The temporopolar artery (TPA), ATA, and middle temporal artery (MTA) were examined in 16 cadaveric specimens. The topographic anatomy and key landmarks of the arteries at the sylvian fissure were recorded. The distance between the point of emergence from the sylvian fissure to the lesser sphenoid wing and anterior tip of the temporal lobe was measured. The features of the inferior frontal gyrus relative to each of the arteries at the sylvian fissure were also recorded.

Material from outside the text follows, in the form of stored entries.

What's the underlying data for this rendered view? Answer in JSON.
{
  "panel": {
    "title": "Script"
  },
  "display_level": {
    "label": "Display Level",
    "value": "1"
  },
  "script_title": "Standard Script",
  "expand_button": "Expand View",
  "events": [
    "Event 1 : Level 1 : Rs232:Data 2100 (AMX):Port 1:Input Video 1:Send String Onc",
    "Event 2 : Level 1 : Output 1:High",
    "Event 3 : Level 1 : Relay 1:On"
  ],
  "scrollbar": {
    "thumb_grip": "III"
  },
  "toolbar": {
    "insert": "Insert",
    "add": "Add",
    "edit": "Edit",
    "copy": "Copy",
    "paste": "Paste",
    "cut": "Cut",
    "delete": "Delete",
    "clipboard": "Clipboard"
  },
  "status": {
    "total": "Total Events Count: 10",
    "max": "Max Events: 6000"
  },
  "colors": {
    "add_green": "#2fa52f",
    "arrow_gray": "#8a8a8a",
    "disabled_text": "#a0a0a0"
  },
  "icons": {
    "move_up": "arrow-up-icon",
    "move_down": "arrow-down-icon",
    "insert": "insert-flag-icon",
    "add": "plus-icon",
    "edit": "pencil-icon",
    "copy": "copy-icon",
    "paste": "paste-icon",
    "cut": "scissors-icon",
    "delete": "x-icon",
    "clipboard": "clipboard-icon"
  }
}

The average distances from the lesser sphenoid wing to the TPA, ATA, and MTA were 3.7 mm, 21.2 mm, and 37 mm. The mean distances from the temporal pole were TPA, 14.7 mm; ATA, 32.0 mm; and MTA, 45.4 mm. The differences between the average distances were statistically significant (P < 0.0001). The ATA most frequently faced pars triangularis, whereas the TPA always faced pars orbitalis. The MTA was always found posterior to the junction of pars triangularis and pars opercularis.
The article of Meybodi et al. provides topographic evidence for efficient identification of the ATA in the parasylvian space. The key relationship and landmarks identified in this study may increase efficiency and safety when harvesting the ATA for intracranial-intracranial bypass 5).
The temporopolar artery, which supplies the temporal pole, usually arises separately from the M1 segment of MCA, however, it may arise as a branch from the anterior temporal artery.